If it is not changed in your context, then an RDF data provider has to implement its own context for framing, which is not difficult, and what I have had to do to work around several context issues already. This is a definite issue that you should be aware of, even if it is not possible to fix under whatever premise you deem rational.

azaroth42 commented 7 years ago

Yes, the challenges of expressing order in triplestores/with SPARQL are well understood, but the use cases (as expressed) are valid and need to be supported. rdf:List is the best way to do that.

Closing, wontfix.

mielvds commented 3 months ago

@azaroth42 sorry to bring up this old issue, but we have an RDF stack and generating an rdf:List is an issue. What are the alternatives to sort newspaper pages, for instance?

azaroth42 commented 3 months ago

The items in a Range are still an rdf:List, so that doesn't really help.

If you can't manage rdf:Lists in your backend, then I would indeed use ListItem and then write some custom transformation code to turn the list of ListItems into a regular JSON array before sending it out.

There's also ore:Proxy (https://openarchives.org/ore/1.0/datamodel#Proxies ) but schema is likely better understood.

mielvds commented 3 months ago

Well that's dissapointing :) So a RDF infrastructure with SPARQL CONSTRUCT is quite useless to build manifests on the fly.

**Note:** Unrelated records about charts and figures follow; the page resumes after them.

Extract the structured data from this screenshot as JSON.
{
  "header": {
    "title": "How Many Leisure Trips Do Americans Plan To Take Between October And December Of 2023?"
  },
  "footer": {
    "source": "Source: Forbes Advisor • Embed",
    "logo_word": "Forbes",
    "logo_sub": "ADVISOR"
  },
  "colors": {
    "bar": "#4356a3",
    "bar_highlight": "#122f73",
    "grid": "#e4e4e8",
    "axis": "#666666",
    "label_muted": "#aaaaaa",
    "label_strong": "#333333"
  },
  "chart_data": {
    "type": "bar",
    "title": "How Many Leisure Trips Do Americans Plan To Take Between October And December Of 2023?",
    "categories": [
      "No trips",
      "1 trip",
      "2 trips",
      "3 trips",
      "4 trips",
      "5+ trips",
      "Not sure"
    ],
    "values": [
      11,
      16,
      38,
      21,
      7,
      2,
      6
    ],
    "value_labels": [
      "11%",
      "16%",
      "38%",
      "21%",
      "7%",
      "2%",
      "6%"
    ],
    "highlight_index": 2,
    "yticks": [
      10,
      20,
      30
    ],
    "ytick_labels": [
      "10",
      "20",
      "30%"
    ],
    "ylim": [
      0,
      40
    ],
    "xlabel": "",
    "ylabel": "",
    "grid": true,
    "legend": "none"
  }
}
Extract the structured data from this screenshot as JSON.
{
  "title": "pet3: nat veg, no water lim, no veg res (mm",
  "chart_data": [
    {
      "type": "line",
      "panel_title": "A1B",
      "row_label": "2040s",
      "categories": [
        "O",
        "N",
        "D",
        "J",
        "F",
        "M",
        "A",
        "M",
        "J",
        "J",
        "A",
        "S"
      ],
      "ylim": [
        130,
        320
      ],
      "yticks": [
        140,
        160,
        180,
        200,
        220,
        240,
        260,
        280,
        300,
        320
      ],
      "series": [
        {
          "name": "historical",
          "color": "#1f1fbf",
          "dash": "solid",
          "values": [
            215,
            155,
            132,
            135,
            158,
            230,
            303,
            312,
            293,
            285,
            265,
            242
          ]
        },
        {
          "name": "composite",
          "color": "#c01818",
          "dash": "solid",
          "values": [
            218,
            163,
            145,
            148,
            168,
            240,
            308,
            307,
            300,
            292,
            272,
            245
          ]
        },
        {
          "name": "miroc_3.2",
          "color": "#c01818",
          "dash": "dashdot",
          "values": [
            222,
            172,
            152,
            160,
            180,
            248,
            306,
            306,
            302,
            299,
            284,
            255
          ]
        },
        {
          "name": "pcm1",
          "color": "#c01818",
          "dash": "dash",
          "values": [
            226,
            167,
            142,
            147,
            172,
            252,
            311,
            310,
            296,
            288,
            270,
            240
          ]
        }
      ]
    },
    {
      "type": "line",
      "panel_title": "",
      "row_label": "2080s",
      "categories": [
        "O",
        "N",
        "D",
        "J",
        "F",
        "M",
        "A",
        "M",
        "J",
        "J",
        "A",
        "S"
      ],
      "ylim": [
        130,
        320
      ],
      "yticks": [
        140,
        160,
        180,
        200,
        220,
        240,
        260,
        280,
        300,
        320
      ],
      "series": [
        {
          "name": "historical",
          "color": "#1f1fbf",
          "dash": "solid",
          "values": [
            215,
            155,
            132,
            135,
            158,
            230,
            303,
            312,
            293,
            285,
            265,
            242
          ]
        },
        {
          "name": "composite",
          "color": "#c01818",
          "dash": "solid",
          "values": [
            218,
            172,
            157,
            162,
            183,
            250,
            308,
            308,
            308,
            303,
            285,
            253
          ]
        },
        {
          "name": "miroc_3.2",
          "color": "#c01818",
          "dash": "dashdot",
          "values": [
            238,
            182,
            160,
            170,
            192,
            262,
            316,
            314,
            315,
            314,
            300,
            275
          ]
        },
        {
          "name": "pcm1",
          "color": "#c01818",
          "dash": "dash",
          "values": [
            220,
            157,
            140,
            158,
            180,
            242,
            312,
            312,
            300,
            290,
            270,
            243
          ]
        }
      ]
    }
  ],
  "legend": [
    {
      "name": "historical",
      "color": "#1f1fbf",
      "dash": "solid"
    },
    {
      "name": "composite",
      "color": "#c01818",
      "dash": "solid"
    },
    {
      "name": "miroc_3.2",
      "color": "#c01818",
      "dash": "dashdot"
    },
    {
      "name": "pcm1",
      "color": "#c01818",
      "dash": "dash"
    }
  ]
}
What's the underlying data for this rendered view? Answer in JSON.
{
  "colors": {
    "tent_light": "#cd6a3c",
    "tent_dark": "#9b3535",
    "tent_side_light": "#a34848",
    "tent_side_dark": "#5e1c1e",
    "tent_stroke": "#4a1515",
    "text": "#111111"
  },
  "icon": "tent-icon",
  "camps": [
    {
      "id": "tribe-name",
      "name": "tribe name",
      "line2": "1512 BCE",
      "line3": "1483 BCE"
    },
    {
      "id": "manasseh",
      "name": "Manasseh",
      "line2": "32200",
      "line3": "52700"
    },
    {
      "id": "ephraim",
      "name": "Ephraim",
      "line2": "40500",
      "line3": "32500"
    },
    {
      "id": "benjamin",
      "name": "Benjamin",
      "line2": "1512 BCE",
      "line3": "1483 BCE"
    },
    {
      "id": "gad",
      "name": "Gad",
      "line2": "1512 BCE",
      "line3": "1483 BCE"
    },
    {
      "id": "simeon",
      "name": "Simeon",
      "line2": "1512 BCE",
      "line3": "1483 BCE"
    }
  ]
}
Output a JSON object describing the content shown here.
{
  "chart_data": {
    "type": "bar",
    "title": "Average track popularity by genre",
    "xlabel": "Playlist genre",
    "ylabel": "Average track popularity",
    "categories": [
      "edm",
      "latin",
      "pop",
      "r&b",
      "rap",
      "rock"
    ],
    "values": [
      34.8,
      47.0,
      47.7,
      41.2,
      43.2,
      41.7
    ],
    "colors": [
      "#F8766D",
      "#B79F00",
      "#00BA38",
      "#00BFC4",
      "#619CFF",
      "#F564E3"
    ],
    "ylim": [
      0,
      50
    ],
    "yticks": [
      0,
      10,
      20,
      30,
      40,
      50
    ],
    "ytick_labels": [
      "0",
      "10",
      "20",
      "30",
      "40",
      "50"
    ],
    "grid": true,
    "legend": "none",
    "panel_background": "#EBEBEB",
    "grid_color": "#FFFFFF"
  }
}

The actual use of schema:ItemList or ore:Proxy is also useless because they are not part of the IIIF Presentation API en hence, no viewer will interpret them (and people want to browse a newspaper in the right page order it seems). Would a future version of IIIF be open to adding an alternative way of ordering items for all use cases where the array order is for some reason not the intended order. Rough yet-to-be-thought-through example:

{
  // Metadata about this canvas
  "id": "https://example.org/iiif/book1/canvas/p1",
  "type": "Canvas",
  "label": { "none": [ "p. 1" ] },
  "height": 1000,
  "width": 750,
  "items": [
    {
      "id": "https://example.org/iiif/book1/content/p1/1",
      "type": "AnnotationPage",
       "ordering": {
          "id": ...,
          itemListElement: [    //@set
           { "id" ..., item:  "https://example.org/iiif/book1/content/p1/1", position: 1}
          ]
       },
       "items": [
            { "id": "https://example.org/iiif/book1/annotation/p0001-image", ... }
       ]
    }
  ]
}
azaroth42 commented 3 months ago

Reopening to allow further discussion

mielvds commented 1 month ago

@christopher-johnson how are you dealing with this issue as of now?

mielvds commented 1 week ago

@azaroth42 what's the right way to draft a proposal and have the discussion properly?